Enfin, de manière générale, comme la plupart des substances addictives à l’exception des psychotropes, les consommateurs de cocaïne sont en grande majorité des hommes. Même si une hausse de la proportion de femmes consommatrices a été constatée au début des années 2000 jusqu’en 2014, cette tendance s’est infléchie depuis (34 % de femmes en 2014 contre 28 % de femmes en 2017). Less plus touchées par cette addiction sont avant tout les femmes cadres : « Cela est avant tout dû aux normes de genre. Ces femmes ont réussi à progresser malgré le plafond de verre dans un environnement parfois majoritairement masculin. Elles acquièrent donc des normes associées au genre masculin ».

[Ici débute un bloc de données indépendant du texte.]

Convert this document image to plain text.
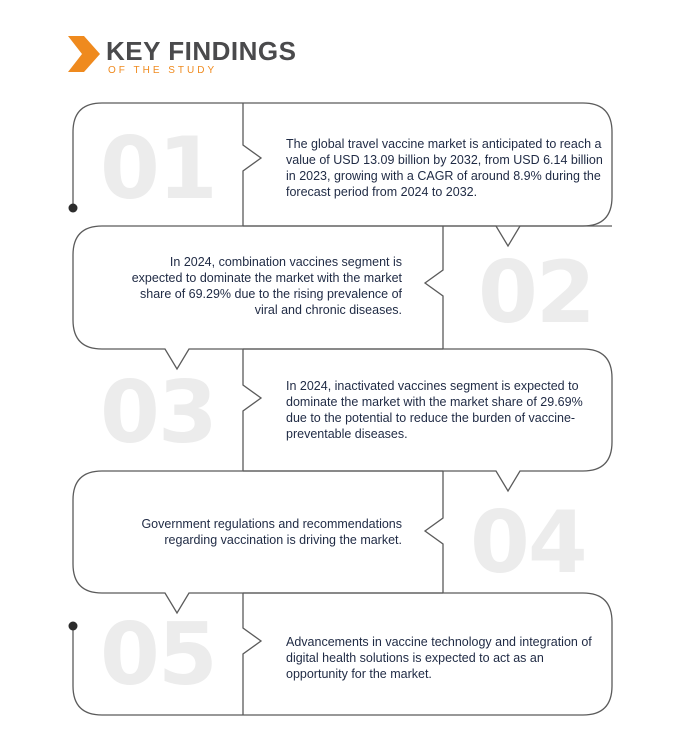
KEY FINDINGS
OF THE STUDY
01	The global travel vaccine market is anticipated to reach a value of USD 13.09 billion by 2032, from USD 6.14 billion in 2023, growing with a CAGR of around 8.9% during the forecast period from 2024 to 2032.
02
In 2024, combination vaccines segment is expected to dominate the market with the market share of 69.29% due to the rising prevalence of viral and chronic diseases.
03	In 2024, inactivated vaccines segment is expected to dominate the market with the market share of 29.69% due to the potential to reduce the burden of vaccine-preventable diseases.
04
Government regulations and recommendations regarding vaccination is driving the market.
05	Advancements in vaccine technology and integration of digital health solutions is expected to act as an opportunity for the market.
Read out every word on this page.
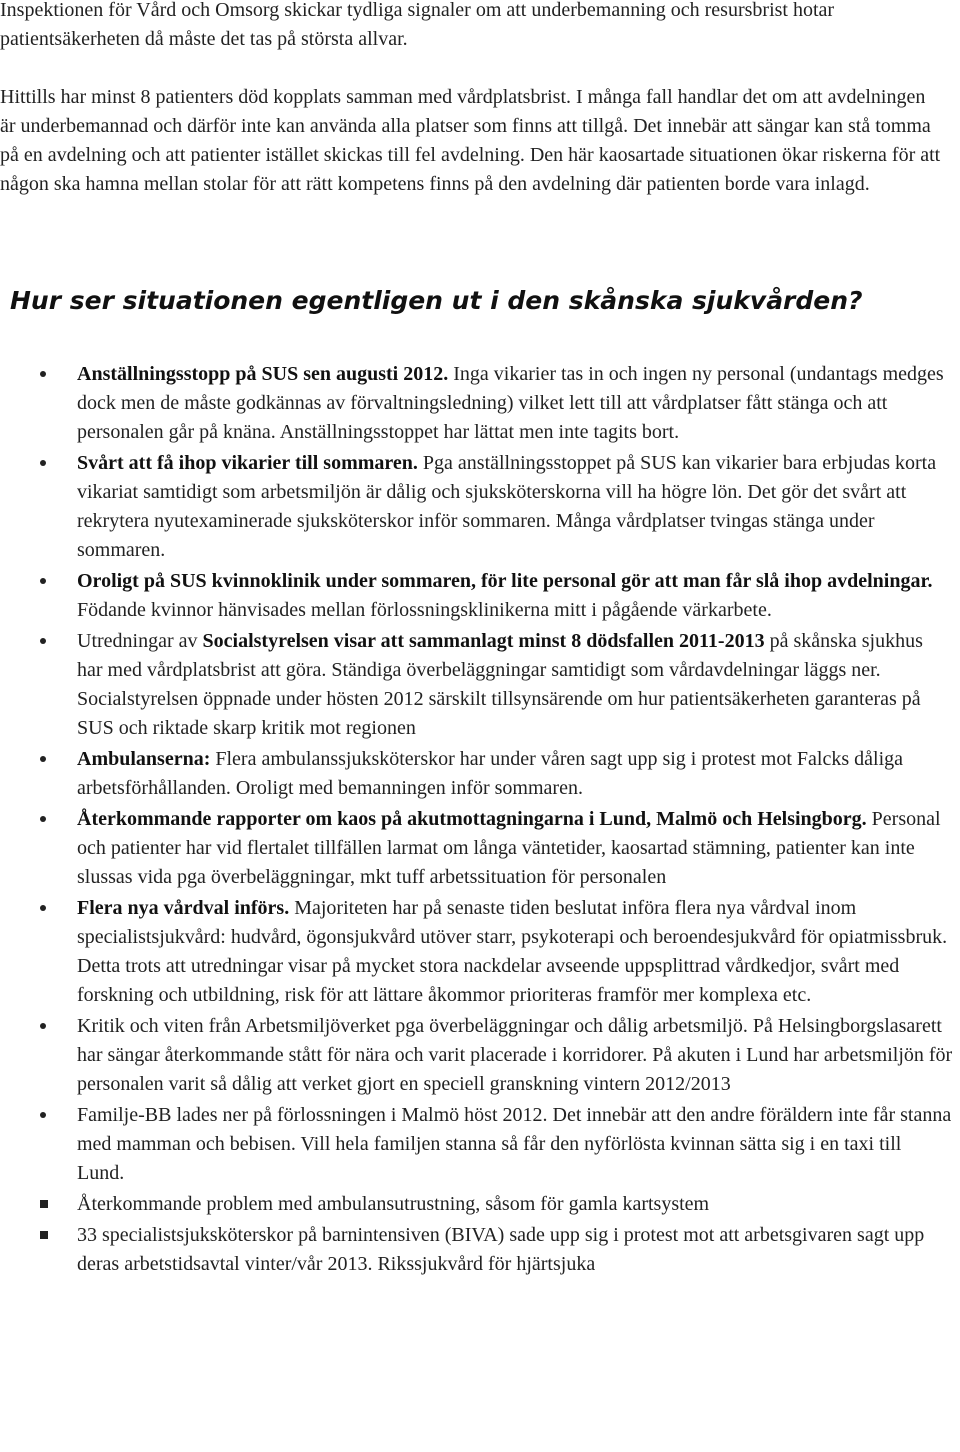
Inspektionen för Vård och Omsorg skickar tydliga signaler om att underbemanning och resursbrist hotar patientsäkerheten då måste det tas på största allvar.

Hittills har minst 8 patienters död kopplats samman med vårdplatsbrist. I många fall handlar det om att avdelningen är underbemannad och därför inte kan använda alla platser som finns att tillgå. Det innebär att sängar kan stå tomma på en avdelning och att patienter istället skickas till fel avdelning. Den här kaosartade situationen ökar riskerna för att någon ska hamna mellan stolar för att rätt kompetens finns på den avdelning där patienten borde vara inlagd.

Hur ser situationen egentligen ut i den skånska sjukvården?
Anställningsstopp på SUS sen augusti 2012. Inga vikarier tas in och ingen ny personal (undantags medges dock men de måste godkännas av förvaltningsledning) vilket lett till att vårdplatser fått stänga och att personalen går på knäna. Anställningsstoppet har lättat men inte tagits bort.
Svårt att få ihop vikarier till sommaren. Pga anställningsstoppet på SUS kan vikarier bara erbjudas korta vikariat samtidigt som arbetsmiljön är dålig och sjuksköterskorna vill ha högre lön. Det gör det svårt att rekrytera nyutexaminerade sjuksköterskor inför sommaren. Många vårdplatser tvingas stänga under sommaren.
Oroligt på SUS kvinnoklinik under sommaren, för lite personal gör att man får slå ihop avdelningar. Födande kvinnor hänvisades mellan förlossningsklinikerna mitt i pågående värkarbete.
Utredningar av Socialstyrelsen visar att sammanlagt minst 8 dödsfallen 2011-2013 på skånska sjukhus har med vårdplatsbrist att göra. Ständiga överbeläggningar samtidigt som vårdavdelningar läggs ner. Socialstyrelsen öppnade under hösten 2012 särskilt tillsynsärende om hur patientsäkerheten garanteras på SUS och riktade skarp kritik mot regionen
Ambulanserna: Flera ambulanssjuksköterskor har under våren sagt upp sig i protest mot Falcks dåliga arbetsförhållanden. Oroligt med bemanningen inför sommaren.
Återkommande rapporter om kaos på akutmottagningarna i Lund, Malmö och Helsingborg. Personal och patienter har vid flertalet tillfällen larmat om långa väntetider, kaosartad stämning, patienter kan inte slussas vida pga överbeläggningar, mkt tuff arbetssituation för personalen
Flera nya vårdval införs. Majoriteten har på senaste tiden beslutat införa flera nya vårdval inom specialistsjukvård: hudvård, ögonsjukvård utöver starr, psykoterapi och beroendesjukvård för opiatmissbruk. Detta trots att utredningar visar på mycket stora nackdelar avseende uppsplittrad vårdkedjor, svårt med forskning och utbildning, risk för att lättare åkommor prioriteras framför mer komplexa etc.
Kritik och viten från Arbetsmiljöverket pga överbeläggningar och dålig arbetsmiljö. På Helsingborgslasarett har sängar återkommande stått för nära och varit placerade i korridorer. På akuten i Lund har arbetsmiljön för personalen varit så dålig att verket gjort en speciell granskning vintern 2012/2013
Familje-BB lades ner på förlossningen i Malmö höst 2012. Det innebär att den andre föräldern inte får stanna med mamman och bebisen. Vill hela familjen stanna så får den nyförlösta kvinnan sätta sig i en taxi till Lund.
Återkommande problem med ambulansutrustning, såsom för gamla kartsystem
33 specialistsjuksköterskor på barnintensiven (BIVA) sade upp sig i protest mot att arbetsgivaren sagt upp deras arbetstidsavtal vinter/vår 2013. Rikssjukvård för hjärtsjuka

Enfin, le rapport de l’OFDT souligne que la demande de prise en charge a aussi augmenté : le nombre de demandes de traitement au titre de la cocaïne a ainsi plus que doublé en une décennie : « L’important est qu’une personne en difficulté ait accès aux professionnels de santé spécialisés. En France, contrairement aux États-Unis, la prise en charge est gratuite et les soins restent sous couvert d’anonymat ; ces données montrent que le dispositif fonctionne ». Le problème vient donc davantage d'un manque cruel de prévention et d'une absence de réelle politique gouvernementale sur cet enjeu majeur de santé publique.